Monólogo de um cansado prefeito cassado

 

Por Lúcio V. Sampaio*

HOJE, ao acordar como de costume, com leve náusea, dirigi-me até ao banheiro contíguo e lá mesmo fiz minhas costumeiras orações e abluções. Foi aí, ao levantar os olhos marejados diante do fosco espelho de sempre, avistei-me comigo mesmo, como era de se esperar, com esta minha cara de fuinha, meio enfezado, emitindo um snif-snif característico, direcionando meu aguçado olfato à procura de um financiador de campanha eleitoral, o primeiro que aparecesse à minha frente. Embaçado ainda pelas brumas da noite que acabara de dar lugar a este dia de nuvens outonais, o espelho que me encarava de forma vil e ameaçador, parecia-me perguntar o que eu realmente queria comigo mesmo. Foi então que lhe perguntei-me:

– O que me vês, espelho tosco, o que vês o que não me vejo? Aí, após esta pergunta em tom de súplica, sorriu-me o desgraçado, ao me ver refletido com olhos ainda sonolentos, mau hálito de ontem, dentes amarelecidos pelo estrume do tempo, e por essas minhas mãos – (ei-las!) – sujas desde ontem, quando fui cumprimentar em solenidade oficial na Câmara de Vereadores, dezenas, talvez centenas de outras mãos sujas iguais ou piores que … não, não importa isto agora, mas este rosto não posso descrevê-lo, pois assim estaria condenando a mim mesmo (e isto jamais o farei!); basta, portanto, que ele esteja refletido nesse espelho mofado de meu banheiro, às 7 e 30 da manhã, quando me preparo novamente para o cadafalso de mais um dia.

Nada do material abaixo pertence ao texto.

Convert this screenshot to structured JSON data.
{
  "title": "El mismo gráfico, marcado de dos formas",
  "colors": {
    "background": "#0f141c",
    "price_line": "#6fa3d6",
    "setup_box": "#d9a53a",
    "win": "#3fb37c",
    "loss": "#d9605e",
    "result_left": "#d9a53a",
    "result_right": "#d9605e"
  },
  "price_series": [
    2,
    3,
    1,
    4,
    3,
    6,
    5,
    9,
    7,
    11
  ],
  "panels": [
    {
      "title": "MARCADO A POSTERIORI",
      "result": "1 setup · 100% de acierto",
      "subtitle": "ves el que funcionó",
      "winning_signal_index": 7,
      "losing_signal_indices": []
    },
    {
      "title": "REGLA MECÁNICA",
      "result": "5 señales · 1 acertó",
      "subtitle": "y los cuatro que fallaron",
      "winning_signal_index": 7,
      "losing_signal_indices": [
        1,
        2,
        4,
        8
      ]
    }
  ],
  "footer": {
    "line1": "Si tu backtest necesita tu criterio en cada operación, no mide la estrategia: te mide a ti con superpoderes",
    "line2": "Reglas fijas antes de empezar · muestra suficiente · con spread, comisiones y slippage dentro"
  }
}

Bem sei que a qualquer momento, quando chegar ao Paço Municipal, e observar ao meu redor, terei de escolher qual  inimigo hei de dormir, entre uma audiência e outra. Sinto-me estar preparado para qualquer embate, mas terei sabedoria suficiente para realizar tal escolha? Fobias diversas me acometem só de imaginar que estou sendo gravado clandestinamente…

Pois me digo, estou ficando cansado desta disputa de grupos e grupões todos os dias, a toda hora, a ficar azucrinando meus sensíveis tímpanos, uma zoeira permanente, enquanto assino milhares de nomeações para os públicos cargos e funções, (que até calo na mão, ao lado do fura-bolo apareceu, acredite); para meus aliados, seguidores, eleitores querendo todos a compartilhar comigo meu desejo e meu gozo inesgotável.

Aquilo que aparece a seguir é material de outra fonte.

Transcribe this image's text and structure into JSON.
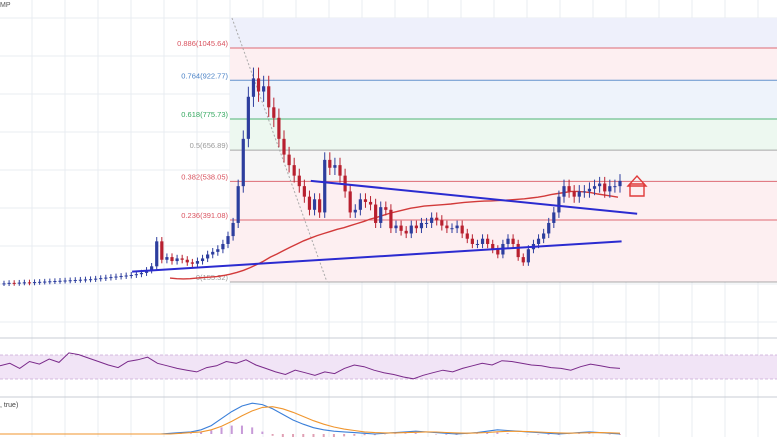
{
  "header": {
    "symbol_fragment": "MP"
  },
  "macd_label": ", true)",
  "colors": {
    "up_candle": "#2d3e9e",
    "down_candle": "#b8202f",
    "ma_line": "#d23a3a",
    "trend_line": "#2b2bd0",
    "rsi_line": "#7a2a8a",
    "rsi_band": "#f1e4f6",
    "macd_line": "#3a7fd9",
    "signal_line": "#f0962e",
    "fib_red": "#d9535f",
    "fib_blue": "#4a82c6",
    "fib_green": "#35a860",
    "arrow": "#e03a3a"
  },
  "chart_data": {
    "type": "candlestick",
    "fib_levels": [
      {
        "ratio": "0.886",
        "price": "1045.64",
        "color": "red"
      },
      {
        "ratio": "0.764",
        "price": "922.77",
        "color": "blue"
      },
      {
        "ratio": "0.618",
        "price": "775.73",
        "color": "green"
      },
      {
        "ratio": "0.5",
        "price": "656.89",
        "color": "gray"
      },
      {
        "ratio": "0.382",
        "price": "538.05",
        "color": "red"
      },
      {
        "ratio": "0.236",
        "price": "391.08",
        "color": "red"
      },
      {
        "ratio": "0",
        "price": "155.32",
        "color": "gray"
      }
    ],
    "close_prices": [
      150,
      152,
      151,
      153,
      154,
      153,
      155,
      156,
      157,
      158,
      159,
      160,
      161,
      162,
      163,
      164,
      165,
      166,
      168,
      170,
      172,
      174,
      176,
      178,
      180,
      182,
      185,
      190,
      200,
      215,
      310,
      240,
      250,
      235,
      245,
      240,
      230,
      225,
      235,
      245,
      260,
      270,
      280,
      300,
      330,
      380,
      520,
      700,
      860,
      930,
      880,
      900,
      820,
      780,
      700,
      640,
      600,
      560,
      520,
      480,
      430,
      470,
      420,
      620,
      590,
      600,
      560,
      500,
      420,
      430,
      470,
      460,
      450,
      380,
      440,
      430,
      360,
      370,
      350,
      340,
      370,
      360,
      380,
      380,
      400,
      390,
      370,
      360,
      360,
      370,
      340,
      320,
      300,
      300,
      320,
      300,
      280,
      260,
      300,
      320,
      300,
      250,
      230,
      280,
      300,
      320,
      340,
      380,
      420,
      480,
      520,
      500,
      480,
      500,
      500,
      510,
      520,
      530,
      500,
      520,
      520,
      540
    ],
    "ma_values": [
      170,
      168,
      167,
      168,
      170,
      172,
      174,
      176,
      180,
      185,
      192,
      200,
      210,
      222,
      235,
      250,
      262,
      275,
      288,
      300,
      312,
      322,
      332,
      340,
      348,
      356,
      362,
      370,
      378,
      386,
      395,
      402,
      410,
      418,
      424,
      430,
      436,
      440,
      444,
      446,
      448,
      450,
      452,
      455,
      458,
      460,
      462,
      463,
      464,
      465,
      466,
      468,
      470,
      472,
      475,
      478,
      482,
      488,
      492,
      496,
      500,
      500,
      498,
      495,
      490,
      486,
      482,
      478
    ],
    "trendlines": {
      "descending": {
        "from": [
          0.4,
          540
        ],
        "to": [
          0.82,
          415
        ]
      },
      "ascending": {
        "from": [
          0.17,
          195
        ],
        "to": [
          0.8,
          310
        ]
      }
    },
    "rsi": [
      55,
      58,
      52,
      60,
      57,
      63,
      59,
      70,
      68,
      64,
      60,
      56,
      53,
      60,
      62,
      65,
      58,
      55,
      52,
      50,
      48,
      53,
      55,
      60,
      58,
      62,
      56,
      52,
      48,
      45,
      50,
      47,
      44,
      48,
      46,
      52,
      56,
      54,
      50,
      47,
      45,
      42,
      40,
      44,
      47,
      50,
      48,
      52,
      55,
      58,
      56,
      61,
      60,
      58,
      56,
      55,
      53,
      52,
      50,
      54,
      57,
      55,
      53,
      52
    ],
    "macd": [
      0,
      0,
      0.1,
      0.2,
      0.3,
      0.6,
      1.2,
      2.2,
      3.2,
      4.0,
      4.4,
      4.2,
      3.6,
      2.8,
      2.0,
      1.4,
      0.9,
      0.6,
      0.4,
      0.3,
      0.2,
      0.1,
      0,
      0.1,
      0.2,
      0.3,
      0.4,
      0.3,
      0.2,
      0.1,
      0,
      0.1,
      0.2,
      0.4,
      0.6,
      0.5,
      0.4,
      0.3,
      0.2,
      0.1,
      0,
      0.1,
      0.2,
      0.3,
      0.2,
      0.1,
      0
    ],
    "signal": [
      0,
      0,
      0,
      0.1,
      0.2,
      0.3,
      0.6,
      1.1,
      1.8,
      2.6,
      3.3,
      3.8,
      3.9,
      3.6,
      3.1,
      2.5,
      1.9,
      1.4,
      1.0,
      0.7,
      0.5,
      0.3,
      0.2,
      0.15,
      0.15,
      0.2,
      0.25,
      0.3,
      0.28,
      0.22,
      0.15,
      0.12,
      0.15,
      0.22,
      0.32,
      0.38,
      0.38,
      0.34,
      0.28,
      0.22,
      0.15,
      0.12,
      0.14,
      0.18,
      0.2,
      0.17,
      0.12
    ]
  }
}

É o que ando dizendo, estou muito, mas muito cansado mesmo, de tudo e todos. Mas, o que fazer quando querem tirar minha cadeira de alcaide, e um chão vazio e escuro se abre aos seus pés? Claro, um pulha eu não sou, tenho certeza disto, tenho boa índole, foi a mamãe que me assegurou, e ela está sempre certa de mim, aqui e no céu com quem novamente estarei, na santa glória um dia.

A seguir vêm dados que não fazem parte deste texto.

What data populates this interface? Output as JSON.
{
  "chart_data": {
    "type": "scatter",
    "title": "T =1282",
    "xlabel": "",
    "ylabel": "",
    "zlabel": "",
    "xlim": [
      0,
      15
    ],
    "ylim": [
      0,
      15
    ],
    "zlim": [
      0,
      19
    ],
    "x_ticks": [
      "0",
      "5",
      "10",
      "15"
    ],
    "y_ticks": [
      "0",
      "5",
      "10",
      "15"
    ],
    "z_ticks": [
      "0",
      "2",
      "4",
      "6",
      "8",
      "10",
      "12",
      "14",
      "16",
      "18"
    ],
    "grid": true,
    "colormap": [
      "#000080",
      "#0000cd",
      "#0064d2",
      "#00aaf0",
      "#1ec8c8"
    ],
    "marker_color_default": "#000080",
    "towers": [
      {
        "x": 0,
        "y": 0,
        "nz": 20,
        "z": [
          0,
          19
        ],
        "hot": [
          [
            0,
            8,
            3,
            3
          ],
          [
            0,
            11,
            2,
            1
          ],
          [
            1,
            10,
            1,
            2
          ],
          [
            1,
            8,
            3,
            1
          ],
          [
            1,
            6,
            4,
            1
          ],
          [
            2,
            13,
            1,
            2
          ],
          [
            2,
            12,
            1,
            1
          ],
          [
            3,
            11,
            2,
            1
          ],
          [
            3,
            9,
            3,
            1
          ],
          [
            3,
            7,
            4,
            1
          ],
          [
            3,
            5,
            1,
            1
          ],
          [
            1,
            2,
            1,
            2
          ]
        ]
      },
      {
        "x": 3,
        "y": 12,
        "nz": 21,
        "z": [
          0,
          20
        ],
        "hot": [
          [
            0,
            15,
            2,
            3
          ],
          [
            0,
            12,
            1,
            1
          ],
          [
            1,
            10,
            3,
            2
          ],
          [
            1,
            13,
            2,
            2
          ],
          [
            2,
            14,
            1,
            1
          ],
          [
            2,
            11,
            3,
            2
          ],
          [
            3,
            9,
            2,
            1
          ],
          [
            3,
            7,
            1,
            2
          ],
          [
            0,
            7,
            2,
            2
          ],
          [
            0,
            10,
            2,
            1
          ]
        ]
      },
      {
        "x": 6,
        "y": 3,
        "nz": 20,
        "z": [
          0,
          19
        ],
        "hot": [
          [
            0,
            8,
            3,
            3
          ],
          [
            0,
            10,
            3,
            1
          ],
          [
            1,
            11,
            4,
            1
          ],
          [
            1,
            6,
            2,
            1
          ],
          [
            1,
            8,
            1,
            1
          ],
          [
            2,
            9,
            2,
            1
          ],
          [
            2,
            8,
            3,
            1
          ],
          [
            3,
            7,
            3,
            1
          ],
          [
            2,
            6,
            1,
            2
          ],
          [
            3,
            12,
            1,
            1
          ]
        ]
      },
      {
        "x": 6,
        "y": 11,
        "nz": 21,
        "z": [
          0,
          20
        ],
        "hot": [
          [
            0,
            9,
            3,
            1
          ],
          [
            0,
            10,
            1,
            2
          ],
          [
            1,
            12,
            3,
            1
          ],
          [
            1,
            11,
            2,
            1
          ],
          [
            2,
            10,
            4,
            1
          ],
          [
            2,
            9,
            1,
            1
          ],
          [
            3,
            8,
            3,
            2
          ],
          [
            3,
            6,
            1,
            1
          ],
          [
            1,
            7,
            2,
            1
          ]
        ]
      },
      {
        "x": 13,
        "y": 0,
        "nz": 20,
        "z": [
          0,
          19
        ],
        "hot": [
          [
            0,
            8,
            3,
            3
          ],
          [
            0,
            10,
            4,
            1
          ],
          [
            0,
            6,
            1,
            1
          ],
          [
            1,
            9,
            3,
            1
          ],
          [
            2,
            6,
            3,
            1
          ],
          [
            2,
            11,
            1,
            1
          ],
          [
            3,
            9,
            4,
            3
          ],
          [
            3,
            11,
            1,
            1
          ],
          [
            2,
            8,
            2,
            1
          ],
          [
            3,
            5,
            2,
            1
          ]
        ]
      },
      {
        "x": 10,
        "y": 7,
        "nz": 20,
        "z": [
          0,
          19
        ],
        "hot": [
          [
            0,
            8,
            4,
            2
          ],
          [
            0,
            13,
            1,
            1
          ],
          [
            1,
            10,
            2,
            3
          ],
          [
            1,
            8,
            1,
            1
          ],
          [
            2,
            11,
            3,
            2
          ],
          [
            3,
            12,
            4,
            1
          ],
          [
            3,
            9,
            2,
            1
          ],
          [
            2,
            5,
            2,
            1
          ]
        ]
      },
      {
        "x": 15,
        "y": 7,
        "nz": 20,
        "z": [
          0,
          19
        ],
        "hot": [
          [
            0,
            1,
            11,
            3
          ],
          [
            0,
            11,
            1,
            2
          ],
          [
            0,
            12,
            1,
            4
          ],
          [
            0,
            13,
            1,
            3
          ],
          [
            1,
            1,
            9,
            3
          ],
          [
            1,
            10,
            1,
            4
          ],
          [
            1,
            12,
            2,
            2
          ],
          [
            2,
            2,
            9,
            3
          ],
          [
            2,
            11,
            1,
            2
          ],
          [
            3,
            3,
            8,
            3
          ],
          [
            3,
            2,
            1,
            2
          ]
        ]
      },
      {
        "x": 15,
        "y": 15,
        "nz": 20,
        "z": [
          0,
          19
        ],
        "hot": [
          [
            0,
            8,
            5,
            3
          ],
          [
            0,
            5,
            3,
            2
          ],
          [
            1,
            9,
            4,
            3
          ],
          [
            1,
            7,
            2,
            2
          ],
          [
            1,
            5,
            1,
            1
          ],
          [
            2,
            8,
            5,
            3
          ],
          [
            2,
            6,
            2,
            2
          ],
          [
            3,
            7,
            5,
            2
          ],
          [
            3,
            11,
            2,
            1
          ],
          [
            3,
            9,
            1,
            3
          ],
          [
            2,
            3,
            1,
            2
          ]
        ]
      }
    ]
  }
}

E há mais, espelho que me reflete: como se não bastassem as torpes injúrias e brutais difamações, ando sabendo por meio de meus assessores de imprensa, que me adoram e me servem às vezes de capacho, que o pessoal dessas tais redes sociais anda me taxando de ser mais um analfabeto funcional, pois tirei meu curso de madureza lá na escola Prof. Efigênia Alves, de qualidade indiscutível; e que mal sei assinar meu próprio nome nos documentos oficiais, contentando a rubricá-los, vê se pode?

E não mais entrarei em detalhes sobre meus cupinchas vereadores eleitos pelos sagrados votos dos cidadãos que aqui vivem. São todos uns abestados, comem aqui bonitinho, e se necessário lambem até o meu saco, mas são todos boas gentes, só querem o meu bem e um futuro venturoso para nosso povo. No entanto, estou eu aqui angustiado, temeroso ao que vai me acontecer, um frio me perpassa por inteiro, minha solidão úmida pelo vapor que vem do chuveiro ligado em chamas e eu nem sei quando hei de comer a primeira-dama do município, em cio, estendida ali em nossa cama de finos lençóis de cambraia, pô, querem maior sacanagem?